A few words about Wieland's own translator won't go amiss. Remember Henry Christmas? With a name like that what could he be but Reverend? That and more, as it turned out. In his 57 years — he lived from 1811 to 1868 — he was a scholar and writer on many subjects from antiquities to capital punishment, and, like Wieland, editor of journals, church and literary. He edited The Literary Gazette (1859-60), and acted as editor of several works including Pegge's Anecdotes of the English Language (1844). He was also a numismatist of repute, coined many articles on the subject and maintained his own extensive and valuable collection. He can be found in name and fame in the Dictionary of National Biography (Vol. IV).

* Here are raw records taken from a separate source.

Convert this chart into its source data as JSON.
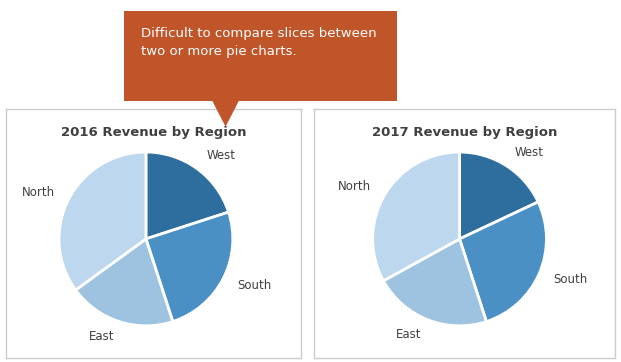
{
  "chart1_title": "2016 Revenue by Region",
  "chart2_title": "2017 Revenue by Region",
  "labels_2016": [
    "West",
    "South",
    "East",
    "North"
  ],
  "labels_2017": [
    "West",
    "South",
    "East",
    "North"
  ],
  "values_2016": [
    20,
    25,
    20,
    35
  ],
  "values_2017": [
    18,
    27,
    22,
    33
  ],
  "colors": [
    "#2E6E9E",
    "#4A90C4",
    "#9DC3E0",
    "#BDD7EE"
  ],
  "callout_text": "Difficult to compare slices between\ntwo or more pie charts.",
  "callout_bg": "#C0552A",
  "callout_text_color": "#FFFFFF",
  "bg_color": "#FFFFFF",
  "panel_bg": "#FFFFFF",
  "panel_border": "#CCCCCC",
  "label_color": "#404040",
  "title_color": "#404040",
  "startangle_2016": 90,
  "startangle_2017": 90
}
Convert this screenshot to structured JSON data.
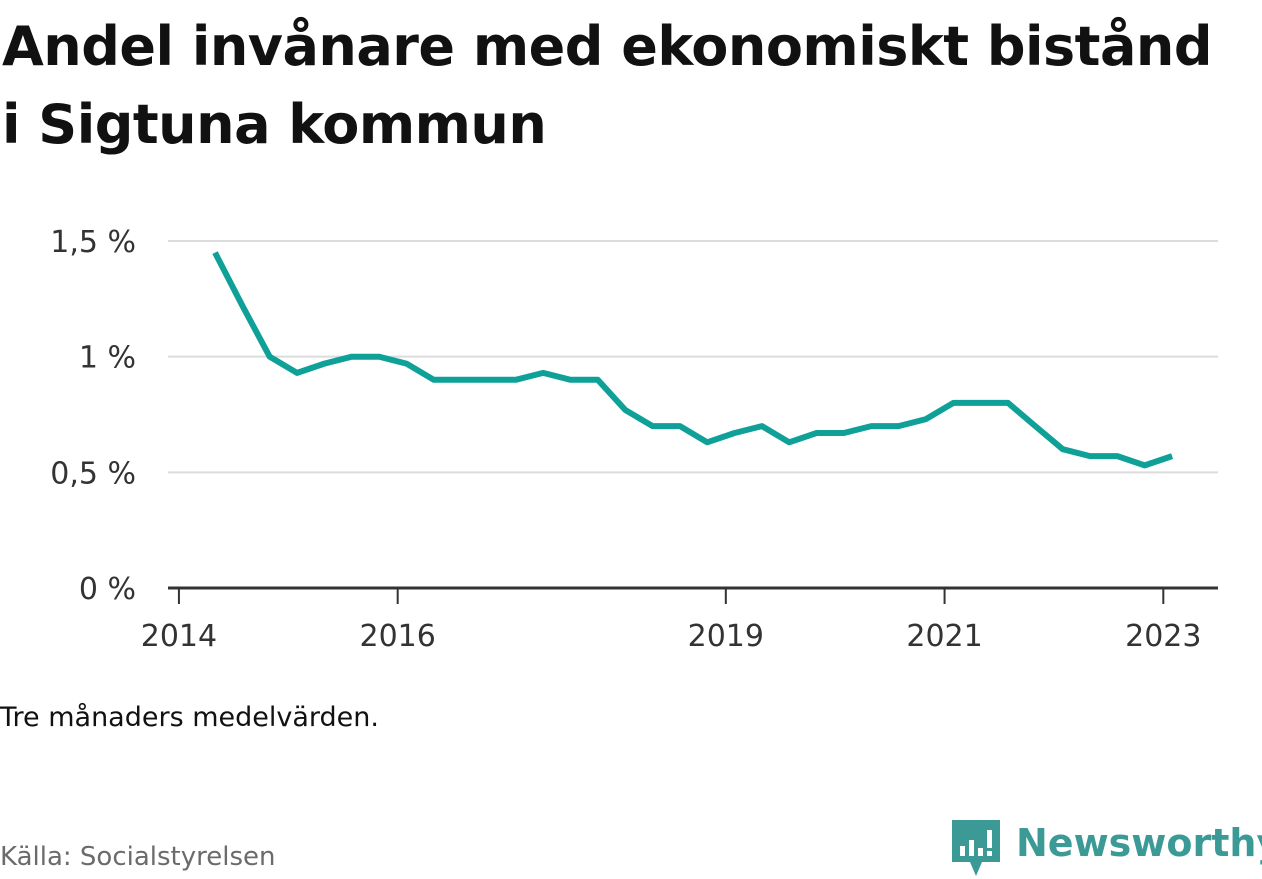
{
  "title": "Andel invånare med ekonomiskt bistånd i Sigtuna kommun",
  "note": "Tre månaders medelvärden.",
  "source": "Källa: Socialstyrelsen",
  "brand": {
    "name": "Newsworthy",
    "icon": "newsworthy-logo-icon",
    "color": "#3c9a96"
  },
  "chart_data": {
    "type": "line",
    "color": "#0fa098",
    "ylim": [
      0,
      1.5
    ],
    "y_ticks": [
      {
        "value": 0,
        "label": "0 %"
      },
      {
        "value": 0.5,
        "label": "0,5 %"
      },
      {
        "value": 1,
        "label": "1 %"
      },
      {
        "value": 1.5,
        "label": "1,5 %"
      }
    ],
    "xlim": [
      2013.9,
      2023.5
    ],
    "x_ticks": [
      {
        "value": 2014,
        "label": "2014"
      },
      {
        "value": 2016,
        "label": "2016"
      },
      {
        "value": 2019,
        "label": "2019"
      },
      {
        "value": 2021,
        "label": "2021"
      },
      {
        "value": 2023,
        "label": "2023"
      }
    ],
    "grid": true,
    "series": [
      {
        "x": [
          2014.33,
          2014.58,
          2014.83,
          2015.08,
          2015.33,
          2015.58,
          2015.83,
          2016.08,
          2016.33,
          2016.58,
          2016.83,
          2017.08,
          2017.33,
          2017.58,
          2017.83,
          2018.08,
          2018.33,
          2018.58,
          2018.83,
          2019.08,
          2019.33,
          2019.58,
          2019.83,
          2020.08,
          2020.33,
          2020.58,
          2020.83,
          2021.08,
          2021.33,
          2021.58,
          2021.83,
          2022.08,
          2022.33,
          2022.58,
          2022.83,
          2023.08
        ],
        "values": [
          1.45,
          1.22,
          1.0,
          0.93,
          0.97,
          1.0,
          1.0,
          0.97,
          0.9,
          0.9,
          0.9,
          0.9,
          0.93,
          0.9,
          0.9,
          0.77,
          0.7,
          0.7,
          0.63,
          0.67,
          0.7,
          0.63,
          0.67,
          0.67,
          0.7,
          0.7,
          0.73,
          0.8,
          0.8,
          0.8,
          0.7,
          0.6,
          0.57,
          0.57,
          0.53,
          0.57
        ]
      }
    ]
  }
}
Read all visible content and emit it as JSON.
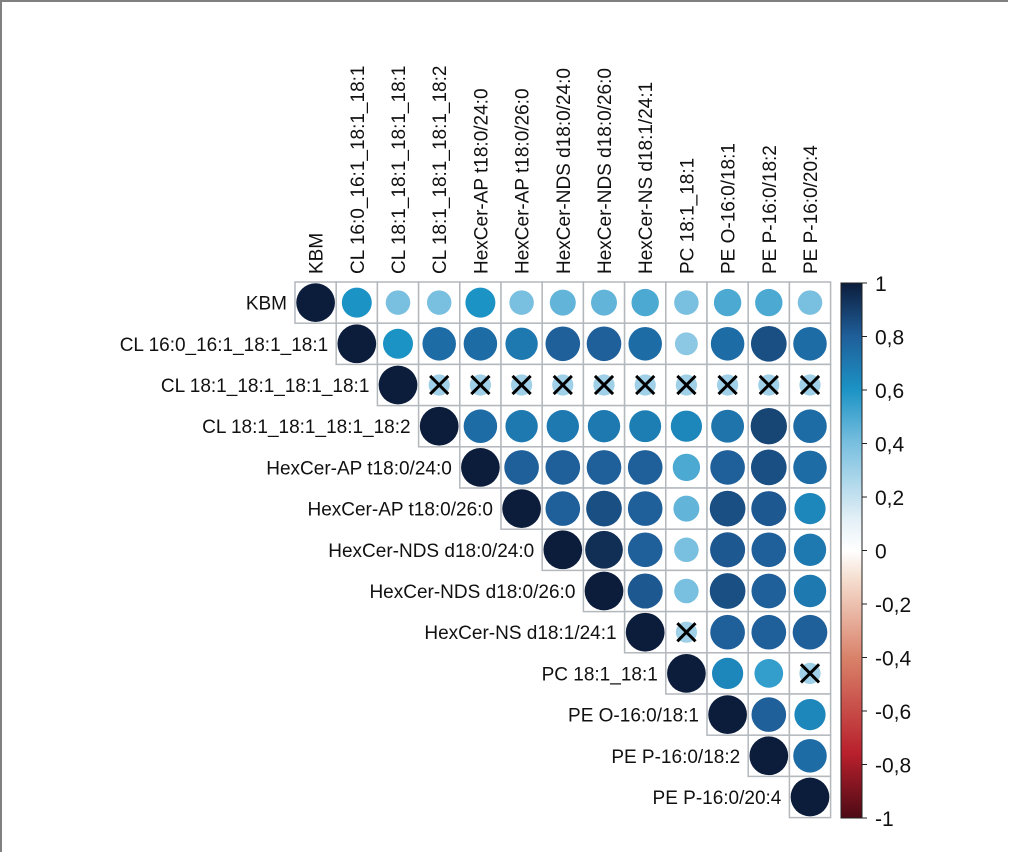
{
  "chart_data": {
    "type": "heatmap",
    "subtype": "correlogram-upper-circles",
    "title": "",
    "variables": [
      "KBM",
      "CL 16:0_16:1_18:1_18:1",
      "CL 18:1_18:1_18:1_18:1",
      "CL 18:1_18:1_18:1_18:2",
      "HexCer-AP t18:0/24:0",
      "HexCer-AP t18:0/26:0",
      "HexCer-NDS d18:0/24:0",
      "HexCer-NDS d18:0/26:0",
      "HexCer-NS d18:1/24:1",
      "PC 18:1_18:1",
      "PE O-16:0/18:1",
      "PE P-16:0/18:2",
      "PE P-16:0/20:4"
    ],
    "matrix_upper": [
      [
        1,
        0.6,
        0.4,
        0.4,
        0.6,
        0.4,
        0.45,
        0.45,
        0.5,
        0.4,
        0.5,
        0.5,
        0.4
      ],
      [
        1,
        0.6,
        0.75,
        0.75,
        0.7,
        0.8,
        0.8,
        0.75,
        0.35,
        0.75,
        0.85,
        0.75
      ],
      [
        1,
        0.3,
        0.3,
        0.3,
        0.3,
        0.3,
        0.3,
        0.3,
        0.3,
        0.3,
        0.3
      ],
      [
        1,
        0.75,
        0.7,
        0.7,
        0.7,
        0.68,
        0.65,
        0.72,
        0.88,
        0.75
      ],
      [
        1,
        0.8,
        0.8,
        0.8,
        0.8,
        0.5,
        0.8,
        0.85,
        0.75
      ],
      [
        1,
        0.8,
        0.85,
        0.8,
        0.45,
        0.85,
        0.82,
        0.65
      ],
      [
        1,
        0.95,
        0.8,
        0.4,
        0.82,
        0.8,
        0.7
      ],
      [
        1,
        0.82,
        0.4,
        0.85,
        0.8,
        0.7
      ],
      [
        1,
        0.3,
        0.8,
        0.8,
        0.8
      ],
      [
        1,
        0.65,
        0.55,
        0.3
      ],
      [
        1,
        0.8,
        0.65
      ],
      [
        1,
        0.75
      ],
      [
        1
      ]
    ],
    "non_significant_marked_x": [
      [
        2,
        3
      ],
      [
        2,
        4
      ],
      [
        2,
        5
      ],
      [
        2,
        6
      ],
      [
        2,
        7
      ],
      [
        2,
        8
      ],
      [
        2,
        9
      ],
      [
        2,
        10
      ],
      [
        2,
        11
      ],
      [
        2,
        12
      ],
      [
        8,
        9
      ],
      [
        9,
        12
      ]
    ],
    "colorbar": {
      "range": [
        -1,
        1
      ],
      "ticks": [
        "1",
        "0,8",
        "0,6",
        "0,4",
        "0,2",
        "0",
        "-0,2",
        "-0,4",
        "-0,6",
        "-0,8",
        "-1"
      ],
      "tick_values": [
        1,
        0.8,
        0.6,
        0.4,
        0.2,
        0,
        -0.2,
        -0.4,
        -0.6,
        -0.8,
        -1
      ],
      "placement": "right"
    },
    "colors": {
      "pos_strong": "#0e2a52",
      "pos_mid": "#1f78b4",
      "pos_light": "#43a4d3",
      "neutral": "#ffffff",
      "neg_mid": "#d6604d",
      "neg_strong": "#5a0c14",
      "grid": "#b3b8bd",
      "cross": "#000000"
    }
  }
}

What a stimulating exercise this has been! What fun! I must thank The Man from Abdera. The book of Abdera in Wieland's original German and Christmas's English translation may well be one of the funniest to have emerged to entertain 18th, 19th and 20th century readers. I have not seen either yet. I only understand the story from the outline of its five parts that I read in the Companion.

I like even more Robertson's description. Here’s a sample:

[An] . . . entertaining episode is that of the ass’s shadow . . . A dentist hires an ass to carry him to a neighbouring town. He has to cross a treeless plain, and as the day is hot, he dismounts, to rest in the shadow of the ass. The driver of the ass objects, on the ground that the ass and not its shadow has been hired. A lawsuit ensues, and the whole town is divided into two parties, the "asses" and the "shadows" ; excitement runs high, and ultimately the affair is brought to a conclusion by the slaughter of the unoffending ass.

I think I could enjoy this book about Abdera. It may be as relevant to the provincialism of our world today as it was for Wieland's time.

I'll try and locate a copy of Henry Christmas's The Republic of Fools before the next millennium.